Recently a father in West Bloomfield wrote an essay to explain why he and his wife could not attend the day school in which I happen to be the Head of School. He acknowledges the desire to send his children to Hillel and even acknowledges its excellent reputation. But they cannot afford it. Well, I have good news, they can and so can just about any other Jewish family who wants to, at least in the Detroit area.
I cannot speak for any other community other than Detroit. In our community we have philanthropists and foundations that believe it is not a burden to give tzedakah to enable Jewish children to receive a Jewish education. In fact, our donors recognize it takes the entire Jewish community to raise a Jewish child and take on this responsibility as a sacred act. Our many donors, along with the Jewish Federation of Detroit, make it possible for 58% of our students to receive an education they would otherwise not be able to afford. In addition, I assure everyone that the families who receive tuition assistance not only have integrity, they recognize the importance of a Jewish day school education for their children, families and future of the American Jewish community. All of these families make some level of sacrifice to send their children to our day school.
In addition, Hillel just received a transformative gift from the William Davidson Foundation that will provide each family with a grant up to $36,000. This grant increases by $1,000 each year up to $36,000, effectively lowering the real tuition dollars parents will need to pay. This new grant program brings predictability to the tuition process along with stability. While tuition will increase modestly each year, the value of the grant will outpace the increase, effectively lowering the real dollars families will have to pay the longer they stay at Hillel. This program is primarily targeted to families who do not qualify for financial assistance. So many of the middle class are squeezed out, and this program addresses this.
Between our generous tuition assistance program and the implementation of the Davidson Grant, Hillel should be affordable to almost everyone who wants this education for their children. We are committed to breaking down any financial barriers. This father also expressed concern that tuition assistance programs have bankrupted other schools and he does not want to be a part of that. I certainly appreciate his concern. Fortunately Hillel has a strong fiscal history and is managed with great responsibility. In addition, our programs are all strategically planned so that any tuition assistance program or grants program will not jeopardize the financial stability of the school.
Our donors and our leaders want families to take advantage of tuition assistance or the Davidson Grant program. We want Jewish children at Hillel – the future depends on it.

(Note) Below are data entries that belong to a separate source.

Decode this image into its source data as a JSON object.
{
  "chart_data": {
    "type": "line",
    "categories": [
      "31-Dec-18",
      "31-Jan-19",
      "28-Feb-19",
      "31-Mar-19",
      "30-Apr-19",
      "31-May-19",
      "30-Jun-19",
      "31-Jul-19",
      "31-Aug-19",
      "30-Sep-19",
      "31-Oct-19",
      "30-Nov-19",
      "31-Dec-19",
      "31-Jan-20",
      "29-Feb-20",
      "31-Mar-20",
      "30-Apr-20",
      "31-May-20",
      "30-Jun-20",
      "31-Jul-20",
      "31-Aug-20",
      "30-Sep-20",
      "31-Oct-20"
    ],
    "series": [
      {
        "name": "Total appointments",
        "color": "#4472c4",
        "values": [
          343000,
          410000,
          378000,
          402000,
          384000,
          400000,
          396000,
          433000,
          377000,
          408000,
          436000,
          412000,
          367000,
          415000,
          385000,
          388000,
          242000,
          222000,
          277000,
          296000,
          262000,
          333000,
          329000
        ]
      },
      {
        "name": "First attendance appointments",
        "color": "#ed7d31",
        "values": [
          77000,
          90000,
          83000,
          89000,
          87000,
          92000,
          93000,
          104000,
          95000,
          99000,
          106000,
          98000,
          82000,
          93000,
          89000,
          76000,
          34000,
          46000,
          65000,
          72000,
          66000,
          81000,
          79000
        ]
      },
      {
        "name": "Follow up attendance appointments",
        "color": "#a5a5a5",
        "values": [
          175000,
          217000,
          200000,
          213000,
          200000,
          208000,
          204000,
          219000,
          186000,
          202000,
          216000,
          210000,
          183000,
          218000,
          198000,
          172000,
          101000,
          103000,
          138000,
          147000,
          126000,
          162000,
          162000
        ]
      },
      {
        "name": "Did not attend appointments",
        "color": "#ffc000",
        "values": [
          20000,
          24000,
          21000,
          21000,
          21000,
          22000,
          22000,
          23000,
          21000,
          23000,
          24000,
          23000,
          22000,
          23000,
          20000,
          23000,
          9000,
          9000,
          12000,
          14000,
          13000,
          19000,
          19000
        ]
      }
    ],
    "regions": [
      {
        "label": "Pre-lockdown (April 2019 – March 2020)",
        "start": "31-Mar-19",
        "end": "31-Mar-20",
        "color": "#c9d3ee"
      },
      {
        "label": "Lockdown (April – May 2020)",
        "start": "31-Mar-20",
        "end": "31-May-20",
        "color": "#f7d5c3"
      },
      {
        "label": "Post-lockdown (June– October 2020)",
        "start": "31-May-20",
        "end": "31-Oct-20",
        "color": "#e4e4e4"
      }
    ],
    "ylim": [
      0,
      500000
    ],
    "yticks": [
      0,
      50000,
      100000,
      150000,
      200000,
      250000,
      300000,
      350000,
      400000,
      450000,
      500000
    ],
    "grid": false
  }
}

Finally, this family feels they can provide the necessary Jewish education at home for their children. That is outstanding. Jewish education and living begins in the home. However, their background and knowledge are unique. Most parents today cannot provide that level of opportunity. In addition, I would humbly suggest that it is certainly easier for them while their children are young. I am not sure it will be as easy as they get older. They are also possibly depriving their children of a Jewish social life with like- minded friends/families who are committed to similar values.
Yes, it is a commitment to send your children to a Jewish day school. Yes it is costly. Yes, for most it does require giving up on some or even many extras. But since when did anything of great value and worth come easily? A day school education is not only a priceless gift for your children, it is for the community. And I am confident that when the Pew study is analyzed in greater detail, it will once again reinforce that those who attended a day school have the greatest Jewish identification and patterns of Jewish living and values in the survey.